Halfway though our roadtrip and we arrive in Bergen, Norway’s second largest city. Nestled in Byfjorden bay surrounded by mountains, it is the most popular gateway to the fjords of West Norway. After our drive on the Hardanger route, we reach the city centre with a few hours of daylight left to explore the historic harbour and downtown district.
Founded in year 1070, Bergen became Norway’s capital in the 13th century and a bureau city of the Hanseatic League, a commercial and defensive confederation of merchant guilds and market towns in Northern Europe. Until the late 1700s, the city enjoyed exclusive rights to mediate trade between northern Norway and the rest of the world, making it one of the most important ports in Scandinavia.
Bergen is the most hilly and mountainous city in Norway, much of it built on narrow streets and steep alleyways. The downtown core is centered around old Vågen harbour, where a bustling outdoor fishmarket is a major tourist draw. The atmosphere, cultural landscape, and colourful traditional architecture are themselves highlights of the city, perhaps more so than any particular attraction. Turn a corner and you’ll likely find a quiet street to explore far from the bustling crowds (especially on days when a cruise ship is in dock).

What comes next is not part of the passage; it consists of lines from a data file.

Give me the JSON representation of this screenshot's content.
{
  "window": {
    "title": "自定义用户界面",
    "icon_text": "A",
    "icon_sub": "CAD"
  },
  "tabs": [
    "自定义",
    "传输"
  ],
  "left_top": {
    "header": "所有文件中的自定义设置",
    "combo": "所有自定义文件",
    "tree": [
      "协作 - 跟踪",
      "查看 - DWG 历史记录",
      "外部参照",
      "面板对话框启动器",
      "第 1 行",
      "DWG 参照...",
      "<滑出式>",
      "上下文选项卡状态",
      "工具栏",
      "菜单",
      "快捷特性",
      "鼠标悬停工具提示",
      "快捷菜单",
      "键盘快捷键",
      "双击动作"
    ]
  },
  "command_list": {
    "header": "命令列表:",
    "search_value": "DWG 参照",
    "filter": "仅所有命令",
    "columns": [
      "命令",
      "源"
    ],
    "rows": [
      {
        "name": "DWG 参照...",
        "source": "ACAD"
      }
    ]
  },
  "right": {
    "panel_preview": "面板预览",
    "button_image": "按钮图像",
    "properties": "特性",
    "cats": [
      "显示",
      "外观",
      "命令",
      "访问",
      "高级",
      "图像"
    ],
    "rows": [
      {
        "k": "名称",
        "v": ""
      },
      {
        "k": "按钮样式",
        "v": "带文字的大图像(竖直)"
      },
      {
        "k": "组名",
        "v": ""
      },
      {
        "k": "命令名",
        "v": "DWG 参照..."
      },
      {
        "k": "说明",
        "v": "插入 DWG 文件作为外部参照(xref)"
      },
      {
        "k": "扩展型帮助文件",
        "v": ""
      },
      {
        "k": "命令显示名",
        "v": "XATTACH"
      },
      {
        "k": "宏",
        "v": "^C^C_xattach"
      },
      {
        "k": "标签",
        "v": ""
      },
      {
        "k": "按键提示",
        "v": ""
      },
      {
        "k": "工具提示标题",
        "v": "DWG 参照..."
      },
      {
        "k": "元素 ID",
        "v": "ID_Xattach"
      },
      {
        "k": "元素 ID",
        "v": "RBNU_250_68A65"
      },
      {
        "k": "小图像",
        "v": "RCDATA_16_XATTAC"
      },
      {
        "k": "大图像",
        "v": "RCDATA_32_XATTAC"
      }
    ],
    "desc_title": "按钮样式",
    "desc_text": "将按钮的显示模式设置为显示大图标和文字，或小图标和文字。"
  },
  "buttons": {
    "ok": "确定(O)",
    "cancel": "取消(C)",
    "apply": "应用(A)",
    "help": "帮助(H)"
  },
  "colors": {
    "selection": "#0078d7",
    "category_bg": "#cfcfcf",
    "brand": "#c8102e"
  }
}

If there is a single must-see attraction, it would surely be Bryggen on the north side of Vågen harbour. Literally “The Dock”, this collection of commercial buildings is the most visual reminder of Bergen’s Hanseatic merchant history. Now a UNESCO World Cultural Heritage location, the area used to be the primary trading and processing site of the city. Most of the buildings have been rebuilt after a devastating fire in 1702 (when 90 percent of the city was reduced to ashes), but remain similar to the way they looked during medieval times. Exploring the alleys between the restaurants and storefronts, you get a real feel for what life must have been like during the peak of Bergen’s commercial prowess.